Add a license to your data
If you want to publish your research data in a data repository, you have to choose a licence for your data. The most common licenses are Creative Common Licenses. You can use their online Chooser application to determine which license is appropriate for your data.
Publish your data
Once you have all the steps to make your data 'shareable’, you can publish your data. The most common ways to publish or share your data are the following:
- Sharing data via a data repository
- A data repository allows you to store, share, and publish your data. Location AMC is conducting a pilot with data repository Figshare. OpenAIRE published a guide on how to choose an appropriate repository. Also consult the website of DANS. Conditions for what parts of your data can be stored in a repository and under what conditions, very widely, based on privacy and IP considerations.
- Add data as supplementary materials to a journal article
- Most journals allow you to upload your data and attach it to your manuscript as supplementary material, or add links to online repositories for supportive data.

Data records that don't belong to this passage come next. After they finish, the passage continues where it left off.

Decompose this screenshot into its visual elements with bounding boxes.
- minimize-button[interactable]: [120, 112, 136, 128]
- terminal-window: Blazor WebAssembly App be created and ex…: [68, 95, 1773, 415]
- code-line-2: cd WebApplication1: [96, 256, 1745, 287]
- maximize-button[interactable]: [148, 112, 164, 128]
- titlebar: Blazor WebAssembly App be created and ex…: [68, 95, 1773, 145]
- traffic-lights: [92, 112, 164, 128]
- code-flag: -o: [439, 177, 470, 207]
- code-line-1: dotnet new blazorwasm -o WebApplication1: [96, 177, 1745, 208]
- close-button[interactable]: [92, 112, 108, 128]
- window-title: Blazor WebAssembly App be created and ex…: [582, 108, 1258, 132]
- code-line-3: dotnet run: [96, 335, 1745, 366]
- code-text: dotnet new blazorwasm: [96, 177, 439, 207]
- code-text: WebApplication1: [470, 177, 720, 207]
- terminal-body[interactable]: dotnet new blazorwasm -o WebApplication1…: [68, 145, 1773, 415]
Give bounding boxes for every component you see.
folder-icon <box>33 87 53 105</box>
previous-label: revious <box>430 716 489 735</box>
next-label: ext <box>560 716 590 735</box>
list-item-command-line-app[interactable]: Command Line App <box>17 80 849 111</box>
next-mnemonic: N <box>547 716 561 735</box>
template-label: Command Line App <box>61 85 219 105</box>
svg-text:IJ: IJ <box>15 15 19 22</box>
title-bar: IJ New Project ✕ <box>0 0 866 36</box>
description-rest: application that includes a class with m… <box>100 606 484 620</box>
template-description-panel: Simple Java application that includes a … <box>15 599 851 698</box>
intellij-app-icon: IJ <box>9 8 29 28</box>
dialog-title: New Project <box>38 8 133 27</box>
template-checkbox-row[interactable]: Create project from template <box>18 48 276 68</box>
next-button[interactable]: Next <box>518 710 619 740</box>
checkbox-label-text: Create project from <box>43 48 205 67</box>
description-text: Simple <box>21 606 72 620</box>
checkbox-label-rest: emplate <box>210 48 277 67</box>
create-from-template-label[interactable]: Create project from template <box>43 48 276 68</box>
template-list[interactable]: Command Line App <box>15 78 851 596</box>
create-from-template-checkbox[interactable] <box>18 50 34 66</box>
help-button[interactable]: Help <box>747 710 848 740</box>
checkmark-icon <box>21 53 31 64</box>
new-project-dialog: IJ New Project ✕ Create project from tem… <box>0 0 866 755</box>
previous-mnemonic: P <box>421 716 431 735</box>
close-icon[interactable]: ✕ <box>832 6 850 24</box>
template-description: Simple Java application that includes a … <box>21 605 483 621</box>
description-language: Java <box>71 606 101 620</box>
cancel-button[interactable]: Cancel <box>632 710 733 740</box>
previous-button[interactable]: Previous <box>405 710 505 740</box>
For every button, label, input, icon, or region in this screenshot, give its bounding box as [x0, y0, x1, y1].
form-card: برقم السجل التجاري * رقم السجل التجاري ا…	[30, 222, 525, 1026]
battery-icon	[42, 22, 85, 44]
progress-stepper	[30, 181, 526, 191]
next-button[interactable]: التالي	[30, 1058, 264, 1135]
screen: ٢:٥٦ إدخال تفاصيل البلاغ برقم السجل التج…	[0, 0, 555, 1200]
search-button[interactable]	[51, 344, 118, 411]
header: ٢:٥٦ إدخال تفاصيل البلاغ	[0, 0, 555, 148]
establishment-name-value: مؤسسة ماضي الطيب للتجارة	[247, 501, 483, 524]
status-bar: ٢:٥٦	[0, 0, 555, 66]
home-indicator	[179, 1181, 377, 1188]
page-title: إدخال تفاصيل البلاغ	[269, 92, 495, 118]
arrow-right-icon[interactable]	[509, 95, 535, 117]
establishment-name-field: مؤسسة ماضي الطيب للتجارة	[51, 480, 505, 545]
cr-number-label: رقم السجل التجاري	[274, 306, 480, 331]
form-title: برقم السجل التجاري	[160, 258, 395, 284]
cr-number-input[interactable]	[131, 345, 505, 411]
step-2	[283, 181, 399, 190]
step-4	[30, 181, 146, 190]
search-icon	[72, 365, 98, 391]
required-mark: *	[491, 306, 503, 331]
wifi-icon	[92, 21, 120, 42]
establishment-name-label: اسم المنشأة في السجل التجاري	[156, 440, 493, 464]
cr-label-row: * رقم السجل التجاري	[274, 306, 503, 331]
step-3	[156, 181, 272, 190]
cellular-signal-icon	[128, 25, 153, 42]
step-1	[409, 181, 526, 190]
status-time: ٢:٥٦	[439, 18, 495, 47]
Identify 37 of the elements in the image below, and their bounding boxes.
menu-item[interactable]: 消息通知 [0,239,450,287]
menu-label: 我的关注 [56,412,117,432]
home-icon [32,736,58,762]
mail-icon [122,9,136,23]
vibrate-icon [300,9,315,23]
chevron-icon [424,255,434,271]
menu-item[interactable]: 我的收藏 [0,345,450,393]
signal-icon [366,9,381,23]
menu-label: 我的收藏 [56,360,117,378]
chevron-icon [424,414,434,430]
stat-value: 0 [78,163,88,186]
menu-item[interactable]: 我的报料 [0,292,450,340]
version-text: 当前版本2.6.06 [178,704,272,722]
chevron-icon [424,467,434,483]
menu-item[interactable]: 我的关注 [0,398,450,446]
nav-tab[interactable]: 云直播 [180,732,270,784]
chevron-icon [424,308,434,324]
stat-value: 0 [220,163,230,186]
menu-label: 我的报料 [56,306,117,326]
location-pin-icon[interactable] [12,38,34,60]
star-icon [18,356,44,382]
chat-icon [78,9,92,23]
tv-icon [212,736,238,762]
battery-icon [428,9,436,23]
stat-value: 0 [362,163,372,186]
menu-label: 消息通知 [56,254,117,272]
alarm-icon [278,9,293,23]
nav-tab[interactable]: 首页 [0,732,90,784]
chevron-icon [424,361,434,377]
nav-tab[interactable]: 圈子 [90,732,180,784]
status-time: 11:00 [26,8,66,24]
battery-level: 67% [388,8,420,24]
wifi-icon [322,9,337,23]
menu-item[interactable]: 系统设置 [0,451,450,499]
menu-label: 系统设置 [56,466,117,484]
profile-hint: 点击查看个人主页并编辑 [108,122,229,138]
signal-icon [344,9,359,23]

- Make data available via the project website
- If you are working on a project or within a consortium that has its own website, you can also decide to provide info on your data there including your procedures regarding data access.
- Share data upon request
- If you cannot make your all data publicly available (e.g. protocol yes but collected data no), you can decide to only share the data upon request, when specific access conditions are met and the appropriate agreements are drawn up.